Setting up a company can be costly, especially for many bootstrapped founders. Of course, you are trying to save money and all, and that’s understandable. Bootstrapped founders do this by buying a shelf company or ‘off the rack’ shell company offered by corporate secretarial firms which I don’t think is a good idea. Let me explain why purchasing an off the shelf company may not be a good idea for your startup.
What is a shelf or shell company?
A shelf company or a ‘shell company’ is a dormant entity without any active business or assets—no bank account. No business activity has commenced too.
Please don’t get me wrong. A shelf company works the same as any other new or fresh company. The only difference is that they have been dormant after being formed by the initial founders and now left to the corporate secretarial firms. Some of these companies may get started by these corporate secretarial firms themselves. These shelf companies will be ready if some business owners need to get an entity prepared for some corporate exercises.
If the company ended up being dormant, you might decide to close it down or strike it off (a process where a company gets dissolved and only works if it has no asset). So some corporate secretarial firms may get the previous owners’ permission to takeover these entities. Companies are formed and used for so many reasons like special purpose vehicles, or ‘SPVs’, which act as entities for specific reasons and purposes to achieve particular commercial objectives. So that could be the reasons why these shelf companies exist in the first place.
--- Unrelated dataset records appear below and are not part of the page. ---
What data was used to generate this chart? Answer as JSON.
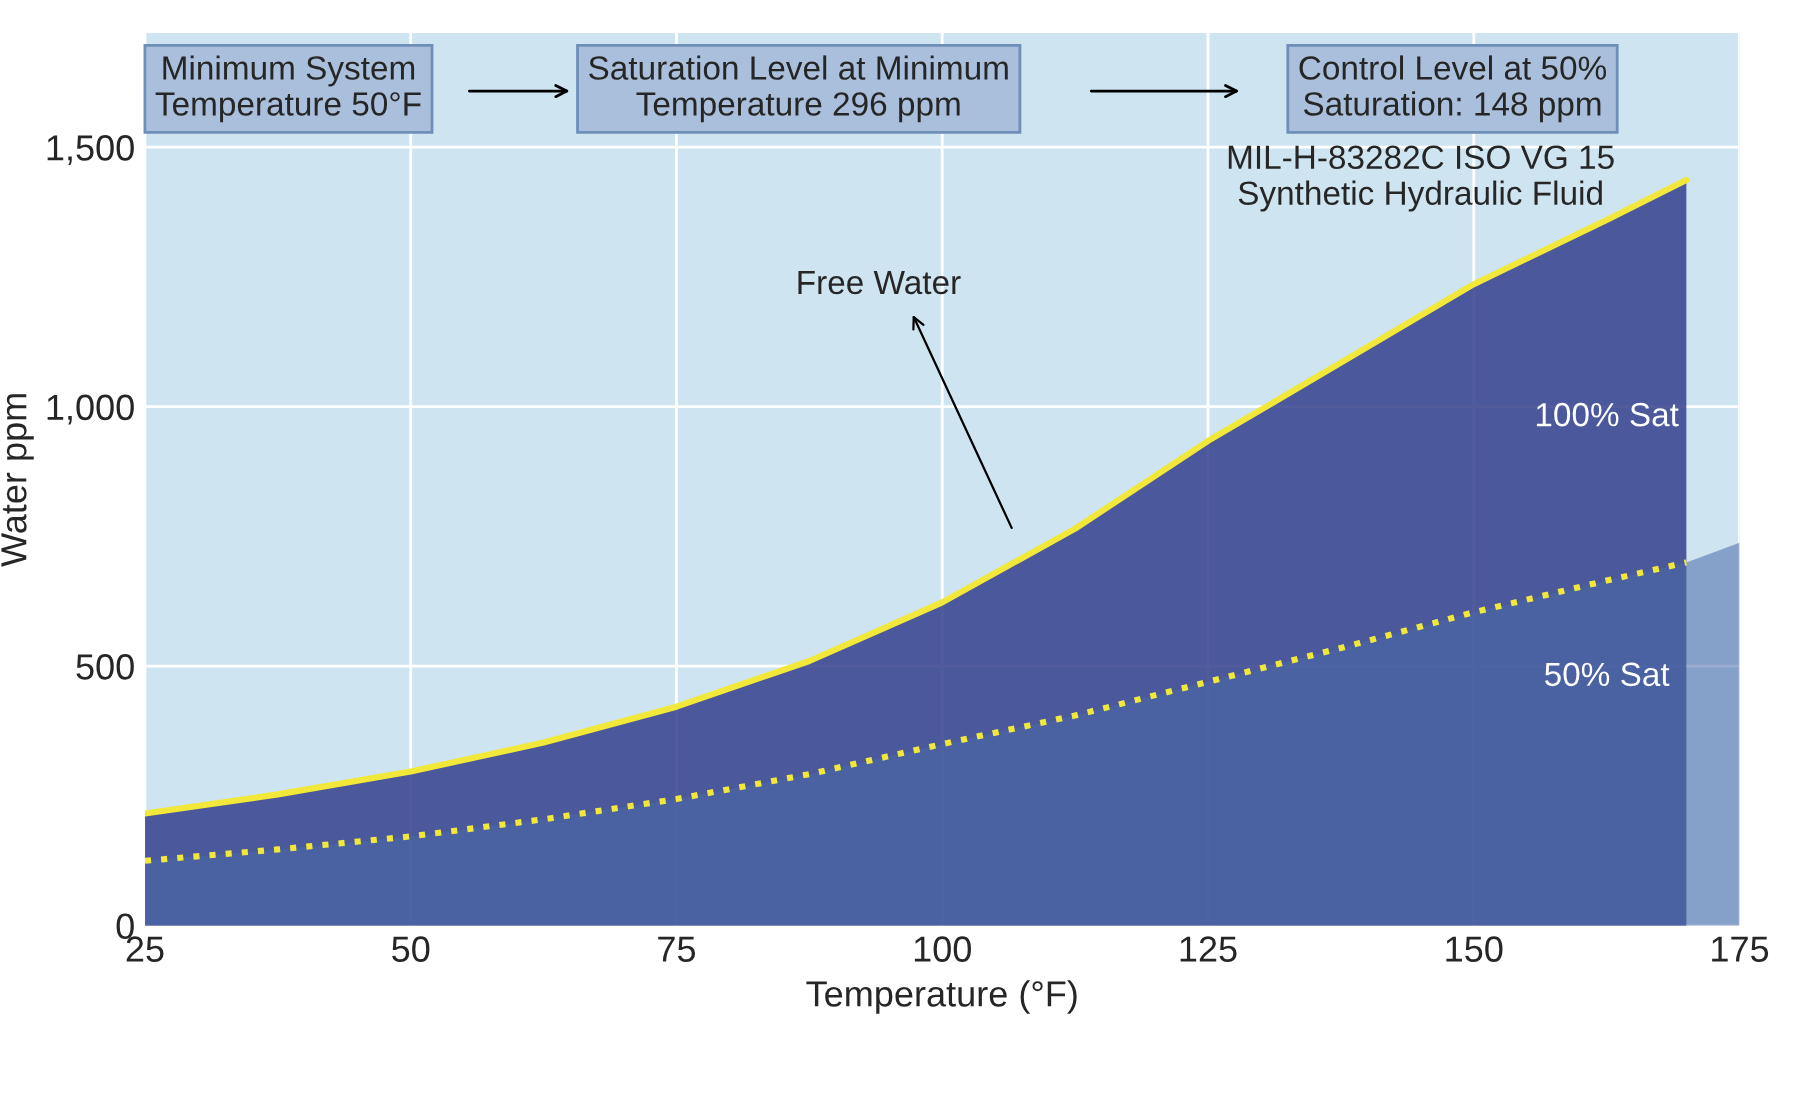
{
  "chart_data": {
    "type": "area",
    "xlabel": "Temperature (°F)",
    "ylabel": "Water ppm",
    "xlim": [
      25,
      175
    ],
    "xticks": [
      25,
      50,
      75,
      100,
      125,
      150,
      175
    ],
    "ylim": [
      0,
      1720
    ],
    "yticks": [
      0,
      500,
      {
        "value": 1000,
        "label": "1,000"
      },
      {
        "value": 1500,
        "label": "1,500"
      }
    ],
    "grid": true,
    "series": [
      {
        "name": "100% Sat",
        "color": "#34408c",
        "x": [
          25,
          37.5,
          50,
          62.5,
          75,
          87.5,
          100,
          112.5,
          125,
          137.5,
          150,
          162.5,
          170
        ],
        "values": [
          216,
          253,
          297,
          353,
          422,
          510,
          623,
          765,
          934,
          1085,
          1236,
          1360,
          1437
        ]
      },
      {
        "name": "50% Sat",
        "color": "#4a6aa8",
        "x": [
          25,
          37.5,
          50,
          62.5,
          75,
          87.5,
          100,
          112.5,
          125,
          137.5,
          150,
          162.5,
          170,
          175
        ],
        "values": [
          125,
          147,
          172,
          205,
          244,
          292,
          350,
          405,
          470,
          535,
          604,
          665,
          700,
          738
        ]
      },
      {
        "type": "line",
        "color": "#f2e83a",
        "line_style": "solid",
        "x": [
          25,
          37.5,
          50,
          62.5,
          75,
          87.5,
          100,
          112.5,
          125,
          137.5,
          150,
          162.5,
          170
        ],
        "values": [
          216,
          253,
          297,
          353,
          422,
          510,
          623,
          765,
          934,
          1085,
          1236,
          1360,
          1437
        ]
      },
      {
        "type": "line",
        "color": "#f2e83a",
        "line_style": "dotted",
        "x": [
          25,
          37.5,
          50,
          62.5,
          75,
          87.5,
          100,
          112.5,
          125,
          137.5,
          150,
          162.5,
          170
        ],
        "values": [
          125,
          147,
          172,
          205,
          244,
          292,
          350,
          405,
          470,
          535,
          604,
          665,
          700
        ]
      }
    ],
    "annotations": [
      "Minimum System\nTemperature 50°F",
      "Saturation Level at Minimum\nTemperature 296 ppm",
      "Control Level at 50%\nSaturation: 148 ppm",
      "MIL-H-83282C ISO VG 15\nSynthetic Hydraulic Fluid",
      "Free Water"
    ]
  }
}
Setting up a company is cheaper nowadays
Due to the competitive nature of the corporate secretarial firms in Malaysia, it is cheaper to set up a company nowadays! The usual incorporation fee range is between RM1,500 to RM2,5000 depending on which corporate secretarial firm you choose to onboard as your company secretary.
You may have to pay the same amount or even more if you buy a shelf company. So I don’t see a significant difference in terms of costs on why you should be bothered about buying a shelf company.
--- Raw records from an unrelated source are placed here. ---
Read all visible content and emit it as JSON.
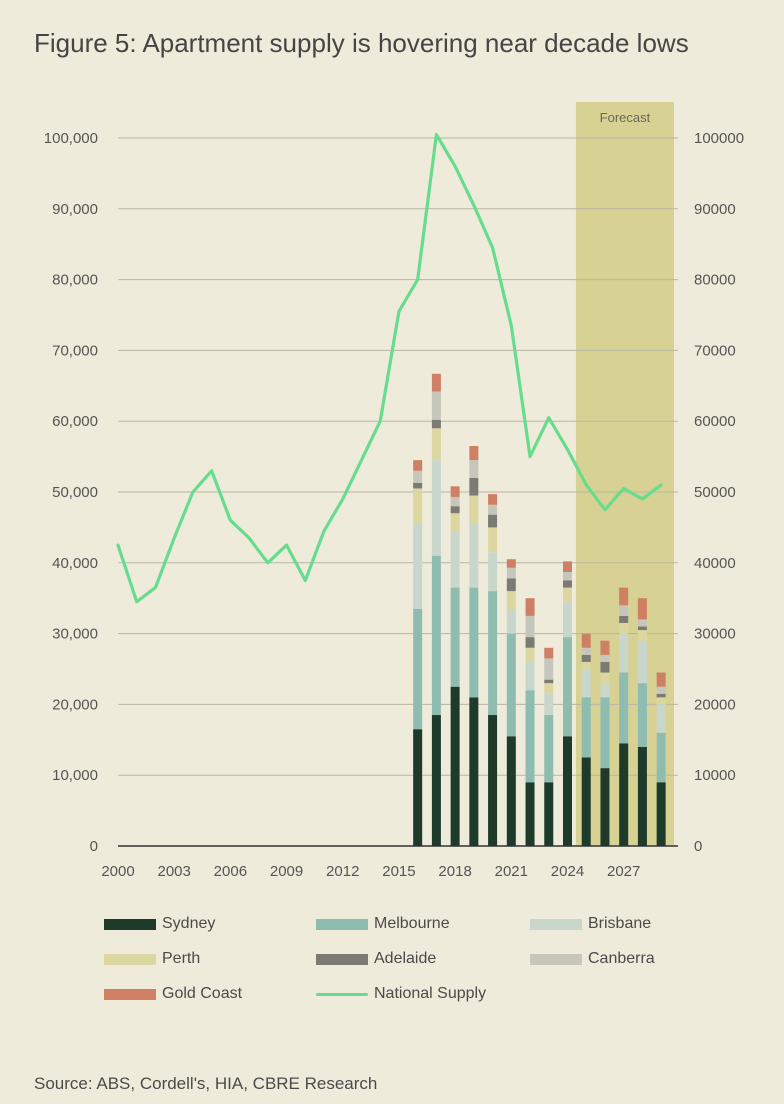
{
  "title": "Figure 5:  Apartment supply is hovering near decade lows",
  "source": "Source: ABS, Cordell's, HIA, CBRE Research",
  "chart_data": {
    "type": "bar",
    "stacked": true,
    "forecast_label": "Forecast",
    "forecast_start": 2025,
    "y_left_ticks": [
      "0",
      "10,000",
      "20,000",
      "30,000",
      "40,000",
      "50,000",
      "60,000",
      "70,000",
      "80,000",
      "90,000",
      "100,000"
    ],
    "y_right_ticks": [
      "0",
      "10000",
      "20000",
      "30000",
      "40000",
      "50000",
      "60000",
      "70000",
      "80000",
      "90000",
      "100000"
    ],
    "ylim": [
      0,
      100000
    ],
    "x_ticks": [
      "2000",
      "2003",
      "2006",
      "2009",
      "2012",
      "2015",
      "2018",
      "2021",
      "2024",
      "2027"
    ],
    "grid": "horizontal",
    "legend_position": "bottom",
    "colors": {
      "Sydney": "#1d3a2b",
      "Melbourne": "#8fbcb0",
      "Brisbane": "#c9d6cc",
      "Perth": "#dcd6a0",
      "Adelaide": "#7b7b73",
      "Canberra": "#c7c6bd",
      "Gold Coast": "#cf7f63",
      "National Supply": "#66dd8c",
      "forecast_band": "#d7d294"
    },
    "bar_categories": [
      2016,
      2017,
      2018,
      2019,
      2020,
      2021,
      2022,
      2023,
      2024,
      2025,
      2026,
      2027,
      2028,
      2029
    ],
    "series": [
      {
        "name": "Sydney",
        "values": [
          16500,
          18500,
          22500,
          21000,
          18500,
          15500,
          9000,
          9000,
          15500,
          12500,
          11000,
          14500,
          14000,
          9000
        ]
      },
      {
        "name": "Melbourne",
        "values": [
          17000,
          22500,
          14000,
          15500,
          17500,
          14500,
          13000,
          9500,
          14000,
          8500,
          10000,
          10000,
          9000,
          7000
        ]
      },
      {
        "name": "Brisbane",
        "values": [
          12000,
          13500,
          8000,
          9000,
          5500,
          3500,
          4000,
          3000,
          5000,
          4000,
          2000,
          5500,
          6000,
          4000
        ]
      },
      {
        "name": "Perth",
        "values": [
          5000,
          4500,
          2500,
          4000,
          3500,
          2500,
          2000,
          1500,
          2000,
          1000,
          1500,
          1500,
          1500,
          1000
        ]
      },
      {
        "name": "Adelaide",
        "values": [
          800,
          1200,
          1000,
          2500,
          1800,
          1800,
          1500,
          500,
          1000,
          1000,
          1500,
          1000,
          500,
          500
        ]
      },
      {
        "name": "Canberra",
        "values": [
          1700,
          4000,
          1300,
          2500,
          1400,
          1500,
          3000,
          3000,
          1200,
          1000,
          1000,
          1500,
          1000,
          1000
        ]
      },
      {
        "name": "Gold Coast",
        "values": [
          1500,
          2500,
          1500,
          2000,
          1500,
          1200,
          2500,
          1500,
          1500,
          2000,
          2000,
          2500,
          3000,
          2000
        ]
      }
    ],
    "line_series": {
      "name": "National Supply",
      "x": [
        2000,
        2001,
        2002,
        2003,
        2004,
        2005,
        2006,
        2007,
        2008,
        2009,
        2010,
        2011,
        2012,
        2013,
        2014,
        2015,
        2016,
        2017,
        2018,
        2019,
        2020,
        2021,
        2022,
        2023,
        2024,
        2025,
        2026,
        2027,
        2028,
        2029
      ],
      "values": [
        42500,
        34500,
        36500,
        43500,
        50000,
        53000,
        46000,
        43500,
        40000,
        42500,
        37500,
        44500,
        49000,
        54500,
        60000,
        75500,
        80000,
        100500,
        96000,
        90500,
        84500,
        73500,
        55000,
        60500,
        56000,
        51000,
        47500,
        50500,
        49000,
        51000
      ]
    }
  }
}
You don’t know if the shelf company is really “empty” or “dormant”
You should not buy a shelf company because they may have ‘legacy issues’. To be honest, there’s no way of knowing if the company is actually “dormant”. If the company was incorporated ten years ago, God knows what that company may have inherited like outstanding penalties or fines or even lawsuits by creditors or other third parties.
If you still want to proceed to buy a shelf company, you may want to conduct some checks like CTOS and court searches on the company. You can even get the company secretary to give you an indemnity (if the company secretary is so willing) if anything goes wrong after the entity purchase to compensate you for potential troubles and costs. But who’s got the time and money to go through all that hassle and trouble?
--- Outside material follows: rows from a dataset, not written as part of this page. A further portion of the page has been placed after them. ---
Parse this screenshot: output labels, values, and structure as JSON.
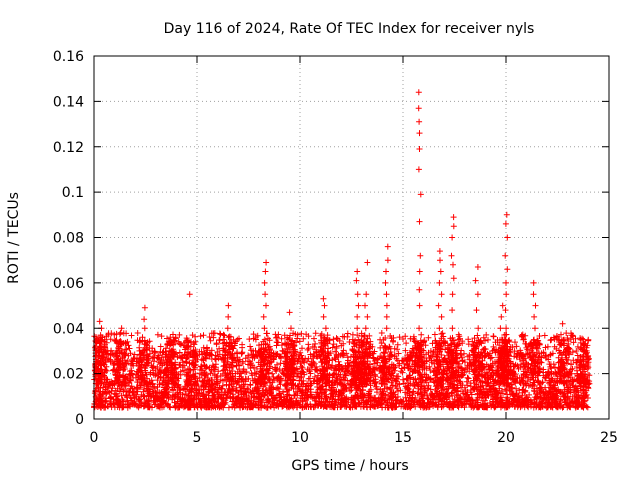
{
  "chart_data": {
    "type": "scatter",
    "title": "Day 116 of 2024, Rate Of TEC Index for receiver nyls",
    "xlabel": "GPS time / hours",
    "ylabel": "ROTI / TECUs",
    "xlim": [
      0,
      25
    ],
    "ylim": [
      0,
      0.16
    ],
    "x_ticks": [
      0,
      5,
      10,
      15,
      20,
      25
    ],
    "y_ticks": [
      0,
      0.02,
      0.04,
      0.06,
      0.08,
      0.1,
      0.12,
      0.14,
      0.16
    ],
    "x_tick_labels": [
      "0",
      "5",
      "10",
      "15",
      "20",
      "25"
    ],
    "y_tick_labels": [
      "0",
      "0.02",
      "0.04",
      "0.06",
      "0.08",
      "0.1",
      "0.12",
      "0.14",
      "0.16"
    ],
    "grid": true,
    "marker": "+",
    "color": "#ff0000",
    "series": [
      {
        "name": "ROTI",
        "note": "dense band of points between roughly 0.005 and 0.03 TECU/min across 0-24 h; notable spikes listed below",
        "band": {
          "x_range": [
            0,
            24
          ],
          "y_range": [
            0.005,
            0.03
          ]
        },
        "spikes": [
          {
            "x": 0.3,
            "y": [
              0.03,
              0.032,
              0.035,
              0.037,
              0.04,
              0.043
            ]
          },
          {
            "x": 1.3,
            "y": [
              0.03,
              0.034,
              0.038,
              0.04
            ]
          },
          {
            "x": 2.4,
            "y": [
              0.033,
              0.036,
              0.04,
              0.044,
              0.049
            ]
          },
          {
            "x": 3.7,
            "y": [
              0.03,
              0.033,
              0.036
            ]
          },
          {
            "x": 4.7,
            "y": [
              0.055
            ]
          },
          {
            "x": 6.5,
            "y": [
              0.032,
              0.036,
              0.04,
              0.045,
              0.05
            ]
          },
          {
            "x": 8.3,
            "y": [
              0.035,
              0.04,
              0.045,
              0.05,
              0.055,
              0.06,
              0.065,
              0.069
            ]
          },
          {
            "x": 9.5,
            "y": [
              0.035,
              0.04,
              0.047
            ]
          },
          {
            "x": 11.2,
            "y": [
              0.035,
              0.04,
              0.045,
              0.05,
              0.053
            ]
          },
          {
            "x": 12.8,
            "y": [
              0.035,
              0.04,
              0.045,
              0.05,
              0.055,
              0.061,
              0.065
            ]
          },
          {
            "x": 13.2,
            "y": [
              0.04,
              0.045,
              0.05,
              0.055,
              0.069
            ]
          },
          {
            "x": 14.2,
            "y": [
              0.04,
              0.045,
              0.05,
              0.055,
              0.06,
              0.065,
              0.07,
              0.076
            ]
          },
          {
            "x": 15.8,
            "y": [
              0.04,
              0.05,
              0.057,
              0.065,
              0.072,
              0.087,
              0.099,
              0.11,
              0.119,
              0.126,
              0.131,
              0.137,
              0.144
            ]
          },
          {
            "x": 16.8,
            "y": [
              0.04,
              0.045,
              0.05,
              0.055,
              0.06,
              0.065,
              0.07,
              0.074
            ]
          },
          {
            "x": 17.4,
            "y": [
              0.04,
              0.048,
              0.055,
              0.062,
              0.068,
              0.072,
              0.08,
              0.085,
              0.089
            ]
          },
          {
            "x": 18.6,
            "y": [
              0.04,
              0.048,
              0.055,
              0.061,
              0.067
            ]
          },
          {
            "x": 19.8,
            "y": [
              0.035,
              0.04,
              0.045,
              0.05
            ]
          },
          {
            "x": 20.0,
            "y": [
              0.04,
              0.048,
              0.055,
              0.06,
              0.066,
              0.072,
              0.08,
              0.086,
              0.09
            ]
          },
          {
            "x": 21.4,
            "y": [
              0.035,
              0.04,
              0.045,
              0.05,
              0.055,
              0.06
            ]
          },
          {
            "x": 22.8,
            "y": [
              0.035,
              0.042
            ]
          },
          {
            "x": 23.8,
            "y": [
              0.03,
              0.035
            ]
          }
        ]
      }
    ]
  }
}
You may get into trouble with your startup fundraising
Most funding and grant agencies like Cradle Fund have a condition that the company must apply for the funding within three years of their incorporation date. If your company is older than three years, you will most likely have to form a new entity and incur new incorporation costs by getting a company secretary.
I can understand why funding agencies impose this condition. If your company is older than three years, they may also tend to have more issues too. Before investing in a company sophisticated and institutional investors like Cradle Fund and venture capitals appoint legal firms to conduct the necessary legal due diligence on your company.
So usually, when it comes to legal due diligence, the review will start from the company’s incorporation date. You got that right. If your company got formed in 2000, we would get all your secretarial documents from that year to the current business year. It can be a messy affair.
So if you may have qualified for funding or grant by a government agency, you may need to form a new fresh company to get the letter of award from the funding agency. It can be time-wasting and ended up being more costlier, especially when your company has been operating under a shelf company. For instance, all the assets and contracts that the earlier shelf company entered may need to be novated or assigned to the newly formed entity, so there’s also a cost attached in that exercise. Additionally, you may also need to capitalise the shares to issue the correct number of shares to the new company’s shareholders and cofounders.
For all these reasons above, it may be a good idea to start your entrepreneurial journey by forming a new entity instead. There are so many corporate secretarial firms nowadays offering ‘startup-friendly’ packages as they try to get into this space. Ask around for some referrals from other seasoned entrepreneurs. And I am confident you will find a good one to help you with your entity formation.